Can we get rules against this or something at this point? It's every other post.
Management where I work is currently touting a youtube video from some influencer about the levels of AI development, one of the later ones being "you'll care that it works, not how".
We are all supposed to be advancing through these levels. Moving at a pace where you actually understand the system you're responsible for is now considered a performance issue. But also, we're "still held responsible for quality".
Needless to say I'm dusting off my resume, but I'm sure plenty of other companies are following the same playbook.
Just read every line of the generated code and make sure it is as clear and good as possible. If you can't understand it when it's new you won't tomorrow, either. This verification process places a natural limit on the rate at which you can safely generate code. I suppose you could reduce that to spot checks and achieve probabilistic correctness but I would not venture there for things that matter.

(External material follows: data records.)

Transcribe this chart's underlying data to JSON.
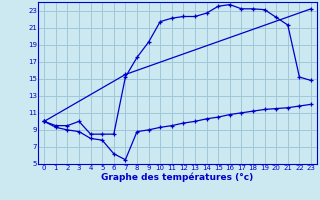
{
  "bg_color": "#cce8f0",
  "grid_color": "#a0c8d8",
  "line_color": "#0000cc",
  "xlabel": "Graphe des températures (°c)",
  "xlim": [
    -0.5,
    23.5
  ],
  "ylim": [
    5,
    24
  ],
  "yticks": [
    5,
    7,
    9,
    11,
    13,
    15,
    17,
    19,
    21,
    23
  ],
  "xticks": [
    0,
    1,
    2,
    3,
    4,
    5,
    6,
    7,
    8,
    9,
    10,
    11,
    12,
    13,
    14,
    15,
    16,
    17,
    18,
    19,
    20,
    21,
    22,
    23
  ],
  "curve1_x": [
    0,
    1,
    2,
    3,
    4,
    5,
    6,
    7,
    8,
    9,
    10,
    11,
    12,
    13,
    14,
    15,
    16,
    17,
    18,
    19,
    20,
    21,
    22,
    23
  ],
  "curve1_y": [
    10.0,
    9.5,
    9.5,
    10.0,
    8.5,
    8.5,
    8.5,
    15.2,
    17.5,
    19.3,
    21.7,
    22.1,
    22.3,
    22.3,
    22.7,
    23.5,
    23.7,
    23.2,
    23.2,
    23.1,
    22.2,
    21.3,
    15.2,
    14.8
  ],
  "curve2_x": [
    0,
    7,
    23
  ],
  "curve2_y": [
    10.0,
    15.5,
    23.2
  ],
  "curve3_x": [
    0,
    1,
    2,
    3,
    4,
    5,
    6,
    7,
    8,
    9,
    10,
    11,
    12,
    13,
    14,
    15,
    16,
    17,
    18,
    19,
    20,
    21,
    22,
    23
  ],
  "curve3_y": [
    10.0,
    9.3,
    9.0,
    8.8,
    8.0,
    7.8,
    6.2,
    5.5,
    8.8,
    9.0,
    9.3,
    9.5,
    9.8,
    10.0,
    10.3,
    10.5,
    10.8,
    11.0,
    11.2,
    11.4,
    11.5,
    11.6,
    11.8,
    12.0
  ]
}
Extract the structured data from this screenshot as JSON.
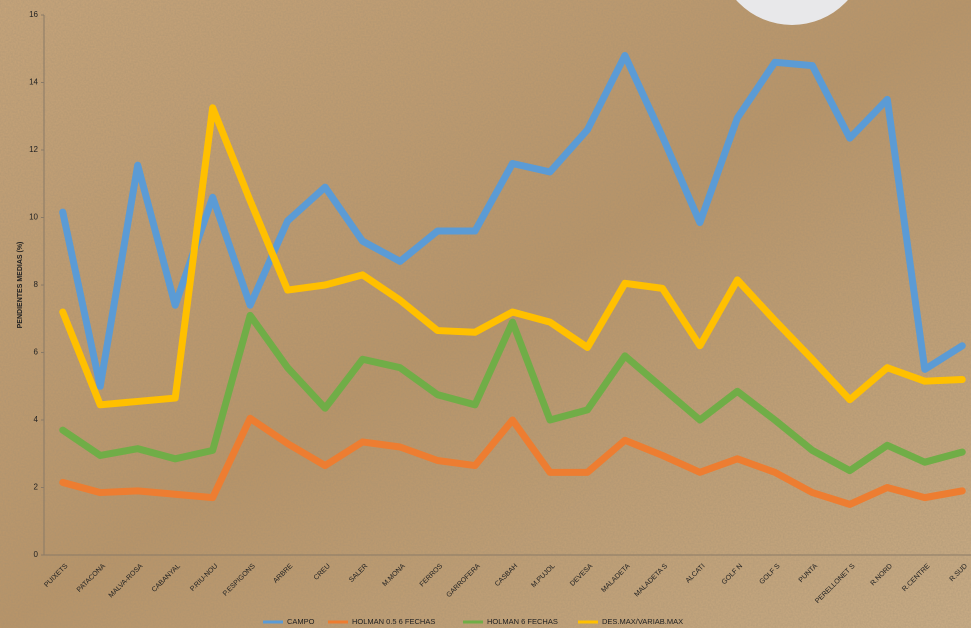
{
  "chart_data": {
    "type": "line",
    "y_label": "PENDIENTES MEDIAS (%)",
    "categories": [
      "PUIXETS",
      "PATACONA",
      "MALVA-ROSA",
      "CABANYAL",
      "P.RIU-NOU",
      "P.ESPIGONS",
      "ARBRE",
      "CREU",
      "SALER",
      "M.MONA",
      "FERROS",
      "GARROFERA",
      "CASBAH",
      "M.PUJOL",
      "DEVESA",
      "MALADETA",
      "MALADETA S",
      "ALCATI",
      "GOLF N",
      "GOLF S",
      "PUNTA",
      "PERELLONET S",
      "R.NORD",
      "R.CENTRE",
      "R.SUD"
    ],
    "series": [
      {
        "name": "CAMPO",
        "color": "#5b9bd5",
        "values": [
          10.16,
          5.0,
          11.55,
          7.4,
          10.6,
          7.4,
          9.9,
          10.9,
          9.3,
          8.7,
          9.6,
          9.6,
          11.6,
          11.35,
          12.6,
          14.8,
          12.4,
          9.85,
          12.95,
          14.6,
          14.5,
          12.35,
          13.5,
          5.5,
          6.2
        ]
      },
      {
        "name": "HOLMAN 0.5 6 FECHAS",
        "color": "#ed7d31",
        "values": [
          2.15,
          1.85,
          1.9,
          1.8,
          1.7,
          4.05,
          3.3,
          2.65,
          3.35,
          3.2,
          2.8,
          2.65,
          4.0,
          2.45,
          2.45,
          3.4,
          2.95,
          2.45,
          2.85,
          2.45,
          1.85,
          1.5,
          2.0,
          1.7,
          1.9
        ]
      },
      {
        "name": "HOLMAN 6 FECHAS",
        "color": "#70ad47",
        "values": [
          3.7,
          2.95,
          3.15,
          2.85,
          3.1,
          7.1,
          5.55,
          4.35,
          5.8,
          5.55,
          4.75,
          4.45,
          6.9,
          4.0,
          4.3,
          5.9,
          4.95,
          4.0,
          4.85,
          4.0,
          3.1,
          2.5,
          3.25,
          2.75,
          3.05
        ]
      },
      {
        "name": "DES.MAX/VARIAB.MAX",
        "color": "#ffc000",
        "values": [
          7.2,
          4.45,
          4.55,
          4.65,
          13.25,
          10.5,
          7.85,
          8.0,
          8.3,
          7.55,
          6.65,
          6.6,
          7.2,
          6.9,
          6.15,
          8.05,
          7.9,
          6.2,
          8.15,
          6.95,
          5.8,
          4.6,
          5.55,
          5.15,
          5.2
        ]
      }
    ],
    "ylim": [
      0,
      16
    ],
    "yticks": [
      0,
      2,
      4,
      6,
      8,
      10,
      12,
      14,
      16
    ],
    "grid": false,
    "legend": "bottom"
  }
}
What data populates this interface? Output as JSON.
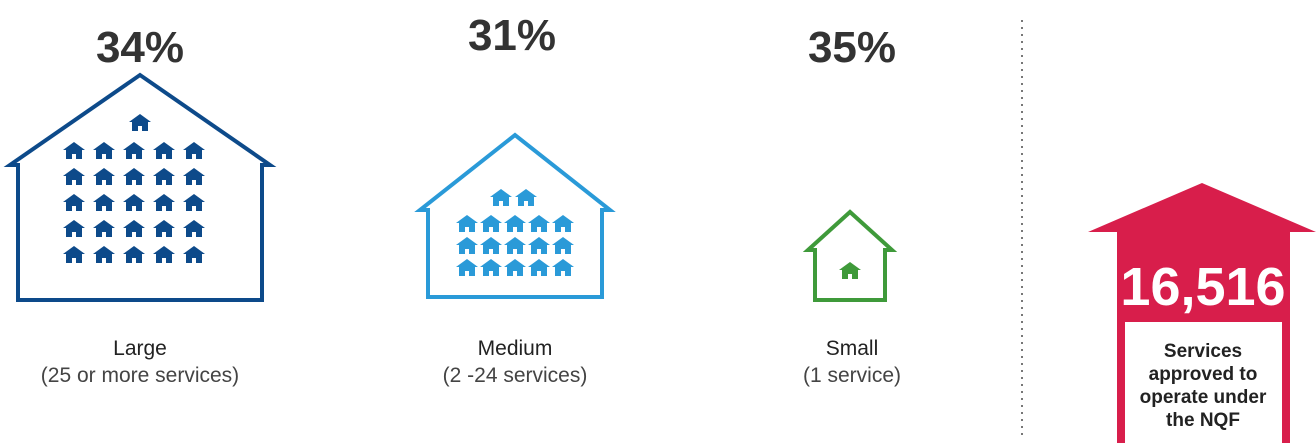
{
  "groups": [
    {
      "percent": "34%",
      "label": "Large",
      "sublabel": "(25 or more services)"
    },
    {
      "percent": "31%",
      "label": "Medium",
      "sublabel": "(2 -24  services)"
    },
    {
      "percent": "35%",
      "label": "Small",
      "sublabel": "(1 service)"
    }
  ],
  "total": {
    "value": "16,516",
    "caption": [
      "Services",
      "approved to",
      "operate under",
      "the NQF"
    ]
  }
}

Code has become cheaper to produce than to perceive.
Which means fixes can go in faster than it would require to first grok it
What’s missing in literally every single one of these conversations is testing
Literally all you have to do is implement test driven development and you solve like 99.9% of these issues
Even if you don’t go fully TDD which I’m not a fan of necessarily having an extensive testing suite the covers edge cases is necessary no matter what you do but it’s a need to have in a case where your code velocity is high
This is true for a company full of juniors pumping out code like early days of Facebook let’s say which allowed for their mono repot to grow insanely but it took major factors every few years but it didn’t really matter because they had their resources to do it
And now programmers experience what is like to be a user, trying to comprehend the system on their computer screen.
I propose a new paradigm: programmer experience, PX.
So, code generated by AI ideally would follow the rules of PX. Whatever those may turn out to be.
[dead]
"The system they built feels slightly foreign even as it functions correctly." This is exactly the same issue that engineers who become managers have. You are further away from the code; your understanding is less grounded, it feels disconnected.
When software engineers become agent herders their day-to-day starts to resemble more that of a manager than that of an engineer.